Accurate long-term prediction of height during the first four years of growth hormone treatment in prepubertal children with growth hormone deficiency or Turner Syndrome.

Background/aims: The study aim was to develop and validate models for long-term prediction of growth in prepubertal children with idiopathic growth hormone deficiency (GHD) or Turner syndrome (TS) for optimal, cost-effective growth hormone (GH) therapy.

Methods: Height was predicted by sequential application of annual prediction algorithms for height velocity in cohorts of GHD (n = 664) and TS (n = 607) as documented within KIGS (Pfizer International Growth Database). As height prediction models also require an estimate of weight, new algorithms for weight increase during the first to fourth prepubertal years on GH were developed.

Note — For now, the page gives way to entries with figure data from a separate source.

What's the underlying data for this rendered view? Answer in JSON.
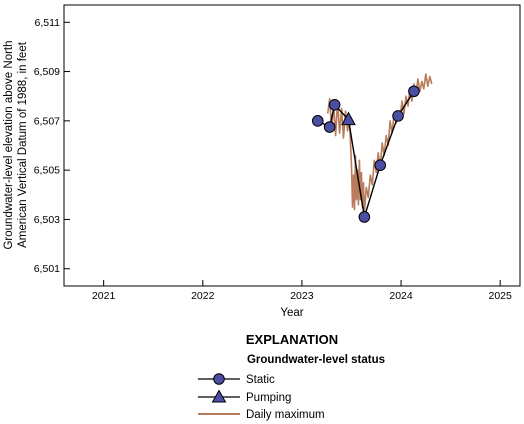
{
  "chart_data": {
    "type": "line",
    "xlabel": "Year",
    "ylabel_lines": [
      "Groundwater-level elevation above North",
      "American Vertical Datum of 1988, in feet"
    ],
    "xlim": [
      2020.6,
      2025.2
    ],
    "ylim": [
      6500.3,
      6511.7
    ],
    "x_ticks": [
      2021,
      2022,
      2023,
      2024,
      2025
    ],
    "x_tick_labels": [
      "2021",
      "2022",
      "2023",
      "2024",
      "2025"
    ],
    "y_ticks": [
      6501,
      6503,
      6505,
      6507,
      6509,
      6511
    ],
    "y_tick_labels": [
      "6,501",
      "6,503",
      "6,505",
      "6,507",
      "6,509",
      "6,511"
    ],
    "grid": false,
    "series": [
      {
        "name": "Static",
        "color": "#4b4fa3",
        "marker": "circle",
        "x": [
          2023.16,
          2023.28,
          2023.33,
          2023.63,
          2023.79,
          2023.97,
          2024.13
        ],
        "y": [
          6507.0,
          6506.75,
          6507.65,
          6503.1,
          6505.2,
          6507.2,
          6508.2
        ]
      },
      {
        "name": "Pumping",
        "color": "#4b4fa3",
        "marker": "triangle",
        "x": [
          2023.47
        ],
        "y": [
          6507.05
        ]
      },
      {
        "name": "Daily maximum",
        "color": "#b87c5a",
        "marker": "none",
        "x": [
          2023.26,
          2023.28,
          2023.3,
          2023.32,
          2023.34,
          2023.36,
          2023.38,
          2023.4,
          2023.42,
          2023.44,
          2023.46,
          2023.48,
          2023.5,
          2023.51,
          2023.52,
          2023.53,
          2023.54,
          2023.55,
          2023.56,
          2023.57,
          2023.58,
          2023.59,
          2023.6,
          2023.61,
          2023.62,
          2023.63,
          2023.65,
          2023.67,
          2023.69,
          2023.71,
          2023.73,
          2023.75,
          2023.77,
          2023.79,
          2023.81,
          2023.83,
          2023.85,
          2023.87,
          2023.89,
          2023.91,
          2023.93,
          2023.95,
          2023.97,
          2023.99,
          2024.01,
          2024.03,
          2024.05,
          2024.07,
          2024.09,
          2024.11,
          2024.13,
          2024.15,
          2024.17,
          2024.19,
          2024.21,
          2024.23,
          2024.25,
          2024.27,
          2024.29,
          2024.31
        ],
        "y": [
          6507.3,
          6507.9,
          6506.6,
          6507.7,
          6506.4,
          6507.8,
          6506.5,
          6507.5,
          6506.3,
          6507.4,
          6506.6,
          6507.0,
          6505.2,
          6503.5,
          6504.8,
          6503.4,
          6505.6,
          6503.8,
          6505.0,
          6503.6,
          6505.4,
          6503.8,
          6504.9,
          6503.5,
          6504.5,
          6503.3,
          6504.3,
          6503.9,
          6504.8,
          6504.4,
          6505.4,
          6504.9,
          6505.7,
          6505.1,
          6506.1,
          6505.6,
          6506.4,
          6506.0,
          6507.0,
          6506.5,
          6507.3,
          6506.9,
          6507.4,
          6507.1,
          6507.8,
          6507.3,
          6508.0,
          6507.6,
          6508.3,
          6507.8,
          6508.5,
          6508.0,
          6508.7,
          6508.2,
          6508.6,
          6508.3,
          6508.9,
          6508.4,
          6508.8,
          6508.5
        ]
      }
    ],
    "legend": {
      "title": "EXPLANATION",
      "subtitle": "Groundwater-level status",
      "items": [
        "Static",
        "Pumping",
        "Daily maximum"
      ],
      "placement": "bottom-center"
    },
    "colors": {
      "marker_fill": "#4b4fa3",
      "connecting_line": "#000000",
      "daily_max": "#b87c5a"
    }
  }
}
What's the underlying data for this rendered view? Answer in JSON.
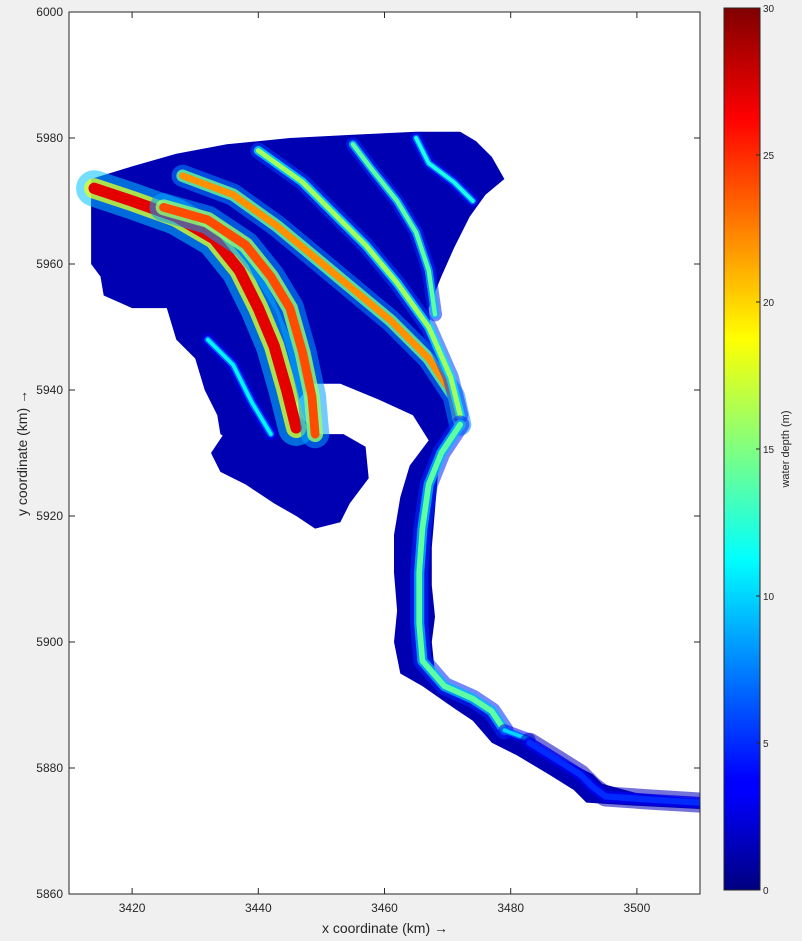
{
  "chart_data": {
    "type": "heatmap",
    "title": "",
    "xlabel": "x coordinate (km) →",
    "ylabel": "y coordinate (km) →",
    "xlim": [
      3410,
      3510
    ],
    "ylim": [
      5860,
      6000
    ],
    "xticks": [
      "3420",
      "3440",
      "3460",
      "3480",
      "3500"
    ],
    "yticks": [
      "5860",
      "5880",
      "5900",
      "5920",
      "5940",
      "5960",
      "5980",
      "6000"
    ],
    "colorbar": {
      "label": "water depth (m)",
      "range": [
        0,
        30
      ],
      "ticks": [
        "0",
        "5",
        "10",
        "15",
        "20",
        "25",
        "30"
      ],
      "colormap": "jet"
    },
    "domain_outline": [
      [
        3413.5,
        5973.5
      ],
      [
        3420,
        5975.5
      ],
      [
        3427,
        5977.5
      ],
      [
        3435,
        5979
      ],
      [
        3445,
        5980
      ],
      [
        3455,
        5980.5
      ],
      [
        3465,
        5981
      ],
      [
        3472,
        5981
      ],
      [
        3474.5,
        5979.5
      ],
      [
        3477,
        5977
      ],
      [
        3479,
        5973.5
      ],
      [
        3476,
        5971
      ],
      [
        3473.5,
        5967.5
      ],
      [
        3471,
        5962.5
      ],
      [
        3469,
        5958
      ],
      [
        3467,
        5953
      ],
      [
        3467.5,
        5948
      ],
      [
        3469.5,
        5943
      ],
      [
        3471.5,
        5937.5
      ],
      [
        3472.5,
        5934.5
      ],
      [
        3470,
        5932
      ],
      [
        3468.5,
        5927
      ],
      [
        3468,
        5921
      ],
      [
        3467.5,
        5915
      ],
      [
        3467.5,
        5909
      ],
      [
        3468,
        5904
      ],
      [
        3467.5,
        5900
      ],
      [
        3468,
        5895
      ],
      [
        3471,
        5892
      ],
      [
        3475,
        5891
      ],
      [
        3478,
        5887.5
      ],
      [
        3481,
        5885.5
      ],
      [
        3485,
        5883
      ],
      [
        3489,
        5881
      ],
      [
        3493,
        5879
      ],
      [
        3494.5,
        5877.5
      ],
      [
        3500,
        5876
      ],
      [
        3510,
        5875
      ],
      [
        3510,
        5873.5
      ],
      [
        3500,
        5874
      ],
      [
        3492,
        5874.5
      ],
      [
        3490,
        5876.5
      ],
      [
        3486,
        5879
      ],
      [
        3481,
        5882
      ],
      [
        3477,
        5884
      ],
      [
        3474,
        5887.5
      ],
      [
        3471,
        5889.5
      ],
      [
        3466,
        5893
      ],
      [
        3462.5,
        5895
      ],
      [
        3461.5,
        5900
      ],
      [
        3462,
        5905
      ],
      [
        3461.5,
        5911
      ],
      [
        3461.5,
        5917
      ],
      [
        3462.5,
        5923
      ],
      [
        3464,
        5928
      ],
      [
        3467,
        5932
      ],
      [
        3464.5,
        5936
      ],
      [
        3459,
        5938.5
      ],
      [
        3453,
        5941
      ],
      [
        3448.5,
        5941
      ],
      [
        3446,
        5938
      ],
      [
        3446,
        5933
      ],
      [
        3448,
        5930
      ],
      [
        3447,
        5927
      ],
      [
        3443.5,
        5926
      ],
      [
        3441,
        5927.5
      ],
      [
        3437,
        5931
      ],
      [
        3434,
        5933
      ],
      [
        3433.5,
        5936
      ],
      [
        3431.5,
        5940
      ],
      [
        3430,
        5945
      ],
      [
        3427,
        5948
      ],
      [
        3425.5,
        5953
      ],
      [
        3420,
        5953
      ],
      [
        3415.5,
        5955
      ],
      [
        3415,
        5958
      ],
      [
        3413.5,
        5960
      ],
      [
        3413.5,
        5967
      ]
    ],
    "bay_outline": [
      [
        3443.5,
        5934
      ],
      [
        3447,
        5935.5
      ],
      [
        3449.5,
        5933
      ],
      [
        3453.5,
        5933
      ],
      [
        3457,
        5931
      ],
      [
        3457.5,
        5926
      ],
      [
        3454.5,
        5922
      ],
      [
        3453,
        5919
      ],
      [
        3449,
        5918
      ],
      [
        3446,
        5920
      ],
      [
        3442.5,
        5922
      ],
      [
        3438,
        5925
      ],
      [
        3434,
        5927
      ],
      [
        3432.5,
        5930
      ],
      [
        3434.5,
        5933
      ],
      [
        3438.5,
        5933.5
      ]
    ],
    "channels": [
      {
        "depth": 27,
        "width": 1.8,
        "points": [
          [
            3414,
            5972
          ],
          [
            3420,
            5970
          ],
          [
            3427,
            5967.5
          ],
          [
            3433,
            5964
          ],
          [
            3437,
            5959
          ],
          [
            3440,
            5953
          ],
          [
            3442.5,
            5947
          ],
          [
            3444.5,
            5940
          ],
          [
            3446,
            5934
          ]
        ]
      },
      {
        "depth": 24,
        "width": 1.4,
        "points": [
          [
            3425,
            5969
          ],
          [
            3432,
            5967
          ],
          [
            3438,
            5963
          ],
          [
            3442,
            5958
          ],
          [
            3445,
            5953
          ],
          [
            3447,
            5946
          ],
          [
            3448.5,
            5939
          ],
          [
            3449,
            5933
          ]
        ]
      },
      {
        "depth": 22,
        "width": 1.1,
        "points": [
          [
            3428,
            5974
          ],
          [
            3436,
            5971
          ],
          [
            3443,
            5966
          ],
          [
            3449,
            5961
          ],
          [
            3455,
            5956
          ],
          [
            3461,
            5951
          ],
          [
            3467,
            5945
          ],
          [
            3471,
            5939
          ],
          [
            3472,
            5934.5
          ]
        ]
      },
      {
        "depth": 16,
        "width": 0.8,
        "points": [
          [
            3440,
            5978
          ],
          [
            3447,
            5973
          ],
          [
            3452,
            5968
          ],
          [
            3457,
            5963
          ],
          [
            3462,
            5957
          ],
          [
            3467,
            5950
          ],
          [
            3470.5,
            5942
          ],
          [
            3472,
            5936
          ]
        ]
      },
      {
        "depth": 14,
        "width": 0.7,
        "points": [
          [
            3455,
            5979
          ],
          [
            3458,
            5975
          ],
          [
            3462,
            5970
          ],
          [
            3465,
            5965
          ],
          [
            3467,
            5959
          ],
          [
            3468,
            5952
          ]
        ]
      },
      {
        "depth": 12,
        "width": 0.6,
        "points": [
          [
            3465,
            5980
          ],
          [
            3467,
            5976
          ],
          [
            3471,
            5973
          ],
          [
            3474,
            5970
          ]
        ]
      },
      {
        "depth": 14,
        "width": 0.9,
        "points": [
          [
            3472,
            5934.5
          ],
          [
            3469,
            5930
          ],
          [
            3467,
            5925
          ],
          [
            3466,
            5918
          ],
          [
            3465.5,
            5911
          ],
          [
            3465.5,
            5903
          ],
          [
            3466,
            5897
          ],
          [
            3469.5,
            5893
          ],
          [
            3474,
            5891
          ],
          [
            3477,
            5889
          ],
          [
            3479,
            5886
          ]
        ]
      },
      {
        "depth": 10,
        "width": 0.6,
        "points": [
          [
            3479,
            5886
          ],
          [
            3483,
            5884.5
          ]
        ]
      },
      {
        "depth": 5,
        "width": 1.0,
        "points": [
          [
            3483,
            5884
          ],
          [
            3487,
            5881.5
          ],
          [
            3491,
            5879
          ],
          [
            3493,
            5877
          ],
          [
            3495,
            5875.5
          ],
          [
            3502,
            5875
          ],
          [
            3510,
            5874.5
          ]
        ]
      },
      {
        "depth": 11,
        "width": 0.6,
        "points": [
          [
            3432,
            5948
          ],
          [
            3436,
            5944
          ],
          [
            3439,
            5938
          ],
          [
            3442,
            5933
          ]
        ]
      }
    ]
  }
}
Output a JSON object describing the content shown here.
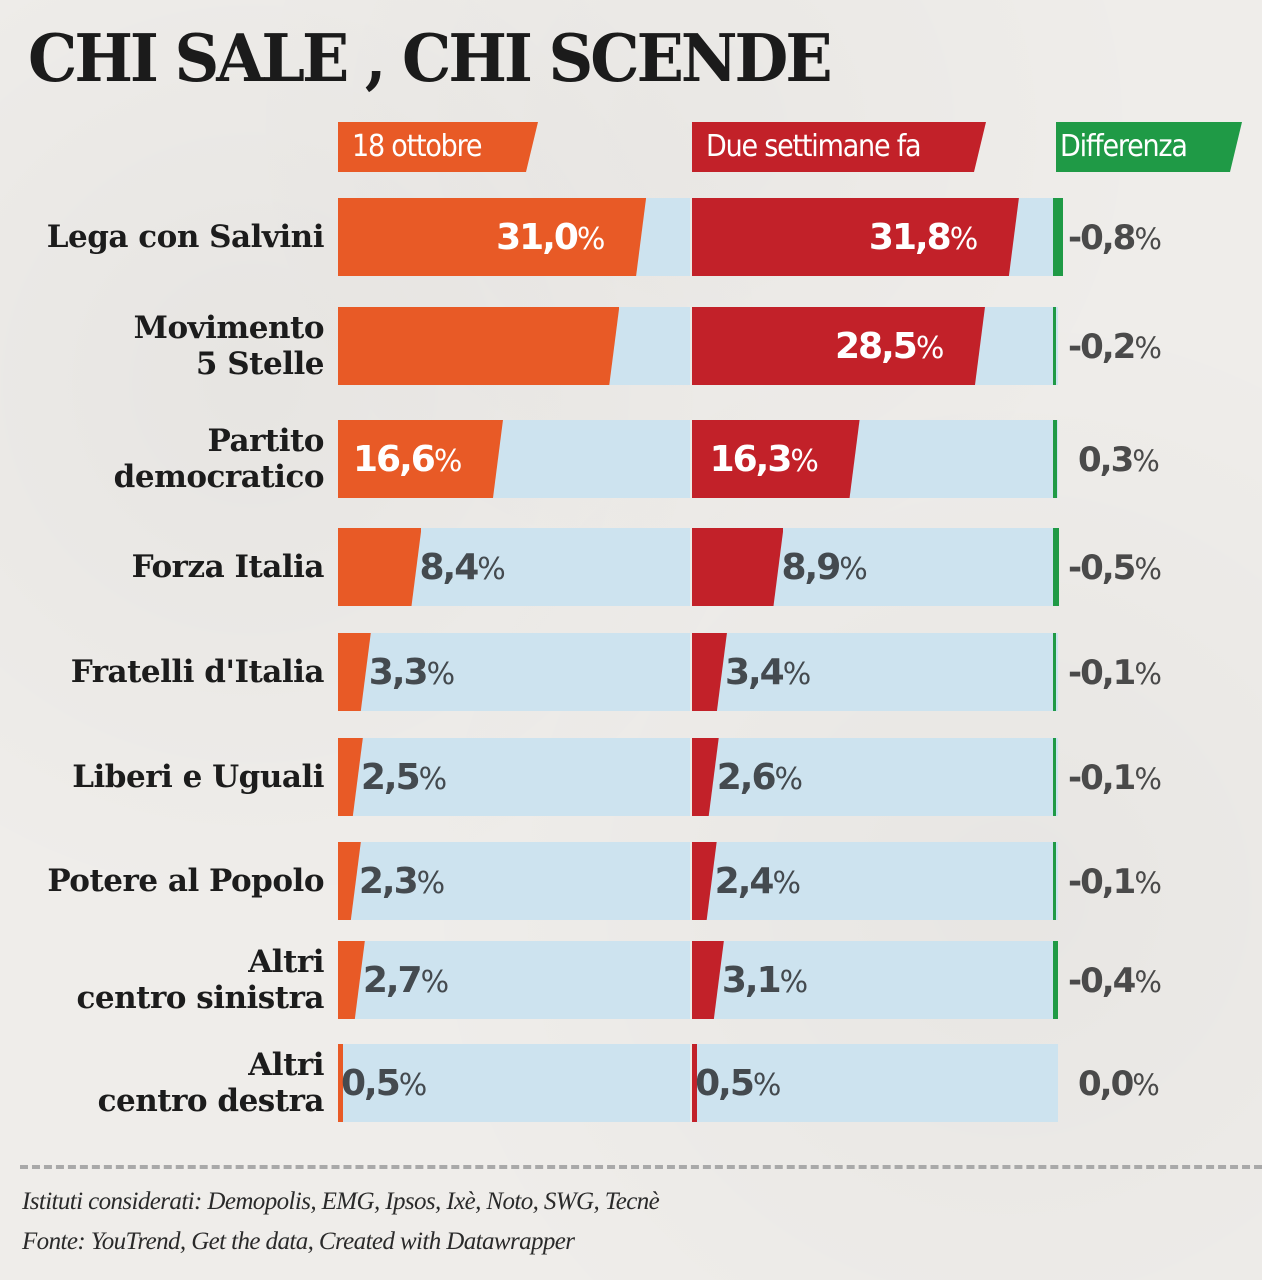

Results: When height was predicted from the start of GH treatment, the predicted and observed mean (SD) gain over 4 years was 30.4 (3.4) cm and 30.1 (4.9) cm, respectively, in GHD patients, and 27.2 (2.2) cm and 26.6 (3.5) cm, respectively, in TS patients. For all 4 years, gains of weight SD scores (SDS) were accurately described as a function of weight SDS and observed gain in height SDS (R(2) > 0.89).

Conclusion: In GHD and TS patients treated with GH, an accurate prepubertal long-term prediction of height development in groups is possible. Based on this, an optimal individual height outcome could be simulated.